Curator Sonnet Stanfill's two year in the making exhibit of Italian fashion design through several decades disappointed me a little. I am not comparing it to the elaborate fashion exhibits put on by The Legion of Honor or de Young (part of the Fine Arts Museums of San Francisco) who have perfected this type of fashion exhibits.
Most dresses hung beautifully but some, like the Dolce and Gabanna mosaic dress, looked as though it was thrown on the falling backwards mannequin as a last minute decision.
Stanfill's research and understanding of the task at hand are perfect but in my opinion she failed in connecting the dots. Her "fashion made by people not technology" and the Italians "The Stilista" term of the early 1970s, referring to someone who mediates between industry, retail buyer, the public and the press could have been explored more.
Her exhibit could have been titled: Italian Fashion, How Designer Ready to Wear Was Born. In a nut shell I personally feel this is what was trying to show us.

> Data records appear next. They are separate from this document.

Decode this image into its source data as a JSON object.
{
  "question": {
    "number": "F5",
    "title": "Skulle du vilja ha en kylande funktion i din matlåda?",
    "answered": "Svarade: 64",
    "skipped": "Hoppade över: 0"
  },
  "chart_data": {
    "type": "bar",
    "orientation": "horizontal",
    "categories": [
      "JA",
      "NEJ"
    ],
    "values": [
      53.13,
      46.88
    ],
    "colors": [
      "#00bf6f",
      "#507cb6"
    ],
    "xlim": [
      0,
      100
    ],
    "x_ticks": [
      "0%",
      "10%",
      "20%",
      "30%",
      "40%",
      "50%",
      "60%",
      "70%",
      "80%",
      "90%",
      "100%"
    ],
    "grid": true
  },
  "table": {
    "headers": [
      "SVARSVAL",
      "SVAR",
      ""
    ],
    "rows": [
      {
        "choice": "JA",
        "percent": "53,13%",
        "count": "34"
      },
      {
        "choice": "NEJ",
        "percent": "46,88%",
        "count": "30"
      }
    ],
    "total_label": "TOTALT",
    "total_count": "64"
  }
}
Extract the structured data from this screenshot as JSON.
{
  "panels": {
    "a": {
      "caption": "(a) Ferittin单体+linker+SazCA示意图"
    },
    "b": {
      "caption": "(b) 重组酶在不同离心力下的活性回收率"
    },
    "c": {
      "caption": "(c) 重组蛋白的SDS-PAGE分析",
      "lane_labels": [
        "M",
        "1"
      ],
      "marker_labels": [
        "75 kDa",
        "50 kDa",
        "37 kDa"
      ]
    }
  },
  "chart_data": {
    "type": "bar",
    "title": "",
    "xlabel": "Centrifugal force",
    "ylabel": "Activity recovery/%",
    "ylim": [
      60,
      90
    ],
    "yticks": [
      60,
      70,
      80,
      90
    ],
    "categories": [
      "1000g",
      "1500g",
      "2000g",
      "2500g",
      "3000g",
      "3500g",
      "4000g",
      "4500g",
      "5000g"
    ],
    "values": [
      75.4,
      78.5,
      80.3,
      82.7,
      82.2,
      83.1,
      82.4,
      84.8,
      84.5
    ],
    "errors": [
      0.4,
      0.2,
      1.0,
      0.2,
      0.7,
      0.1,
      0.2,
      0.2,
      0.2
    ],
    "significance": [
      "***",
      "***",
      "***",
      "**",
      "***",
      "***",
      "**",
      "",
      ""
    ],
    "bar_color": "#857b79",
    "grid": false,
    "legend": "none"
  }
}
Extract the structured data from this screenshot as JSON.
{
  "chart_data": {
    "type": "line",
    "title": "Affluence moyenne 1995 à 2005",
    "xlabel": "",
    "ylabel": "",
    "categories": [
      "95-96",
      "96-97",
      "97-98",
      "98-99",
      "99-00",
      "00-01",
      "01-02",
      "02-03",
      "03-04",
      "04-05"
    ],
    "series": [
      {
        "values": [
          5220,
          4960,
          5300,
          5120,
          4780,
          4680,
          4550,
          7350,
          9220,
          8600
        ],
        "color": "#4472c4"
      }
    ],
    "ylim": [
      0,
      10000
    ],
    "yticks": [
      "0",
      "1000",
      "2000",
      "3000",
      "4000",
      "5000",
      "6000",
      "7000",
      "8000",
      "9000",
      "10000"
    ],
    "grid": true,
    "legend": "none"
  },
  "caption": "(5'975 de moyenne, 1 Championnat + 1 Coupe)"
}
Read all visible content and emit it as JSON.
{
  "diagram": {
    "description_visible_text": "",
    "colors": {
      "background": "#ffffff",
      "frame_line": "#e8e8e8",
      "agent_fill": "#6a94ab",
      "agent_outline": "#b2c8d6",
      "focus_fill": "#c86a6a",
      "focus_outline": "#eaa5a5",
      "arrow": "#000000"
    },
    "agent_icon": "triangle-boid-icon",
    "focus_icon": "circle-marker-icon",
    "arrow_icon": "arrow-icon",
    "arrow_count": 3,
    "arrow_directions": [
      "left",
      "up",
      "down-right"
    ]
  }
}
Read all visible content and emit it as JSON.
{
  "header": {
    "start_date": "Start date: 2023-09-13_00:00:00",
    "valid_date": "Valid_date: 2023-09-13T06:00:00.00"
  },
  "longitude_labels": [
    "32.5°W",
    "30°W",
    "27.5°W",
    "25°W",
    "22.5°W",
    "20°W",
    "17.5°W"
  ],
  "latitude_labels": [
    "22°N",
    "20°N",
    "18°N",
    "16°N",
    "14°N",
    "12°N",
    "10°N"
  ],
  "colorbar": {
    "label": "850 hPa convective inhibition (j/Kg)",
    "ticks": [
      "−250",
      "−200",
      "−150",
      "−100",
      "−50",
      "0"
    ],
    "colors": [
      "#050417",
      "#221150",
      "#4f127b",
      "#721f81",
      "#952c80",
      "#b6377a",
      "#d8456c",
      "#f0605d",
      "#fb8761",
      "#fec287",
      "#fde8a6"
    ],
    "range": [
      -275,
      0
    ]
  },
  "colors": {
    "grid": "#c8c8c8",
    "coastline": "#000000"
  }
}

After all she had all the goodies at hand, Etro's textile swatch book, Gucci's paper diagrams and great film footage of real Italian women modeling the clothes in formal and informal settings. Unfortunately the two films were shown on screens the size of a kitchen oven while boarding cuts from Audrey Hepburn in Roman Holiday zooming around on a Vespa swallowed one of the three exhibit rooms turning the affair into another Hollywood experience.